La tendance est désormais à la numérisation et aux dépôts « intelligents ». Nous parlons de systèmes qui collectent des données en temps réel pour chaque puits (débit, pression, composition du gaz) et, à l'aide d'algorithmes, optimisent le mode de pompage, prédisent une baisse de productivité et planifient les travaux de réparation. C'est la prochaine étape, que nous testons déjà sur plusieurs sites en Chine et préparons l'exportation.

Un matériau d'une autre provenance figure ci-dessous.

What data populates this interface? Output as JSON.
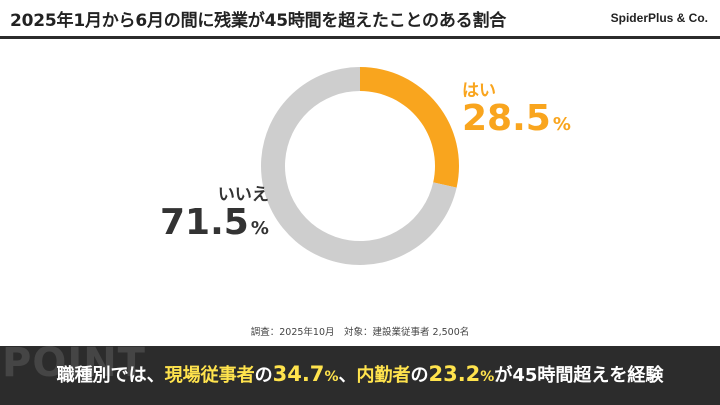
{
  "header": {
    "title": "2025年1月から6月の間に残業が45時間を超えたことのある割合",
    "brand": "SpiderPlus & Co."
  },
  "chart_data": {
    "type": "pie",
    "donut": true,
    "slices": [
      {
        "name": "はい",
        "value": 28.5,
        "unit": "%",
        "color": "#F9A51E"
      },
      {
        "name": "いいえ",
        "value": 71.5,
        "unit": "%",
        "color": "#CECECE"
      }
    ]
  },
  "footer": {
    "source": "調査：2025年10月　対象：建設業従事者 2,500名"
  },
  "point": {
    "watermark": "POINT",
    "prefix": "職種別では、",
    "group1": "現場従事者",
    "particle1": "の",
    "value1": "34.7",
    "unit1": "%",
    "sep": "、",
    "group2": "内勤者",
    "particle2": "の",
    "value2": "23.2",
    "unit2": "%",
    "suffix": "が45時間超えを経験"
  }
}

Une autre direction consiste à travailler avec des formations épuisées et improductives. Technologiesaugmentation de la productivitépuits (Enhanced Coalbed Mthane Recovery), par exemple injection de CO2 ou d’azote. Il s’agit déjà de hautes technologies, proches du pétrole et du gaz. Ici, la concurrence avec les entreprises occidentales est à armes égales, et parfois nous gagnons grâce à une plus grande expérience dans le travail avec des matrices de charbon.
En conséquence, les exportations chinoises dans ce domaine ont cessé d’être synonymes de « bon marché et simple ». Il s’agit de la fourniture de solutions d’ingénierie complexes et adaptatives, soutenues par une énorme quantité de données pratiques. Le succès ne dépend pas du prix du catalogue, mais de la compréhension approfondie du problème du client et de la volonté de rechercher une voie non standard. Comme dans cette histoire avec Kuzbass - il faut parfois six mois pour convaincre, mais c'est précisément cette approche qui finit par créer une réputation.